Citation Entity (OO analysis)
- Citations have semantic overlap with Submissions (PKP), Articles (OJS), Papers (OCS), Monographs (OMP) and Record/Schema (Harvester).
- The overlap consist in all of these entities having a similar set of bibliographic meta-data (i.e. author, title, publication year, etc.)
- Article, Paper and Monograph already inherit from a common base class (Submission). Unfortunately the semantic concept of a submission is quite different from that of bibliographic meta-data (=Citation).
- Apart from that most bibliographical meta-data accessors (i.e. author, title, etc.) are not shared among the different submission types but rather re-implemented for all of them following a common nomenclature only (getPaperTitle() vs. getArticleTitle(), etc.).
- It would be a major re-factoring to extract common meta-data from all cited entities and gather them in a common Metadata class that all named entities, including Citation, could use or inherit from.
- All this makes it difficult to encapsulate Metadata in a shared class and re-use this class in the named entities, including Citation.

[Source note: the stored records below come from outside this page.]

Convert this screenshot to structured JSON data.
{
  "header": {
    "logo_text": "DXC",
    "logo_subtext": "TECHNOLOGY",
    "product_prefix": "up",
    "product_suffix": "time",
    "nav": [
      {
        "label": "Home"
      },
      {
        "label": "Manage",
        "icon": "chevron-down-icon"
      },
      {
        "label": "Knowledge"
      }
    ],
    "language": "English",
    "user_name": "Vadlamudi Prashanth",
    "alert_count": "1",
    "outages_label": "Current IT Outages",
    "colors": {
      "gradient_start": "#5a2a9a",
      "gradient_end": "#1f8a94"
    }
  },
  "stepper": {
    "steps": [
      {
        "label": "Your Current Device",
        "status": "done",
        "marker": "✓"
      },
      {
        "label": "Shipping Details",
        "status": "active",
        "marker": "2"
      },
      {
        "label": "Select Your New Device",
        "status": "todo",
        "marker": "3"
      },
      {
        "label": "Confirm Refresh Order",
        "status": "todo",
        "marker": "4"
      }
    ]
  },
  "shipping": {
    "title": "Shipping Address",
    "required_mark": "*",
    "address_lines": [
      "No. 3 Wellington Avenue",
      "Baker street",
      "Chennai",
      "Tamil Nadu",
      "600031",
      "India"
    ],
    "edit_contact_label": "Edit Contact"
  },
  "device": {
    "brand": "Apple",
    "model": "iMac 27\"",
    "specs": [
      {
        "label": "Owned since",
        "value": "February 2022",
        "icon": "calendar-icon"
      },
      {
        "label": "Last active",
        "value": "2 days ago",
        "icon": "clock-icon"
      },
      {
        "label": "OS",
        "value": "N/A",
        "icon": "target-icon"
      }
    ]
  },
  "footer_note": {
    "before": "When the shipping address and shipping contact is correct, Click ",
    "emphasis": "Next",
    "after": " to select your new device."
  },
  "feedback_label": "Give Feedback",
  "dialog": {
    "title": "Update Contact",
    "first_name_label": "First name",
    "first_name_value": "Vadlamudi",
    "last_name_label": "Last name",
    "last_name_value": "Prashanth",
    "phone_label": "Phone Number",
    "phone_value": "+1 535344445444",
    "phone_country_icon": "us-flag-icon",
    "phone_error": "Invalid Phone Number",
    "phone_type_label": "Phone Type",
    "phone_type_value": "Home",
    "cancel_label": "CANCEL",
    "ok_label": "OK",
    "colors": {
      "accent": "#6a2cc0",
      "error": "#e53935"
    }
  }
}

- Luckily none of our real-world use cases (see Features above) forces us to share/convert data between existing entities and the Citation entity. So in fact implementing the Citation class apart from the other entities is more a theoretical than a practical problem. If we implement Citations separately from the other named entities we'll however considerably reduce the system's future flexibility and potential for re-use. We clearly breach accepted OO best practices.
- Should necessity arise to share bibliographic meta-data between entities in the future, we would have to use the Proxy or Adapter patterns to do so. Conversion services/strategies could be implemented that extract/inject meta-data from/to all named entities. This is a little awkward but IMO the best option in practice. As we have no use case for this, it's all just thinking about the risks we assume in the worst case.
- implement citation service back-end
- co-ordinate with OMP-development
- specify AJAX request architecture
- specify GUI fragments/AJAX components
- get specification approval from Alec, Brian, ...
- start coding
@Alec: As the co-ordination with OMP-development will take a little more time I'll start implementing the back-end classes first. Fortunately their design is very straightforward and easily encapsulated. So I don't think I've got a huge risk to implement the wrong thing.
Further Ideas (Attic)
- Don't kill L8X as a standalone application, integrate it with PKP WAL
- Package/brand/SEOize parser/lookup library separately for re-use in other document based OSS applications (ECM)
- Let users configure "content types" (document types) to improve parsing and reduce manual work for batches of similar documents
- extract styles from sample document
- extract sections from sample document
- let user attribute semantic information to styles and sections (e.g. first section = always contains author information)
- parse document (metadata, citations, structure) batch based on these specific user definitions
- Integrate more citation lookup services: CrossRef, OAIster, CiteSeer, Amazon, PubMed, ISBNdb, WorldCat, LibraryThing, OpenLibrary, SRU/SRW, Z39.50, generic OAI-DC; parse: Freecite, Parscit, Paracite, Regexp from L8X
- Additional XML schemas for export
- Additional file conversion based on plugins: XSLT, ICE, GD, ImageMagick, etc.
- Improve support for metadata schemas
- Use machine-learning approaches (data mining technology) to improve parser robustness (citations, document structure, metadata)
- Introduce a "batch processing mode" for citation parsing/lookup
- keep the application responsive while citation parsing is going on in the background
- do citation parsing/lookup during off-hours (e.g. every night)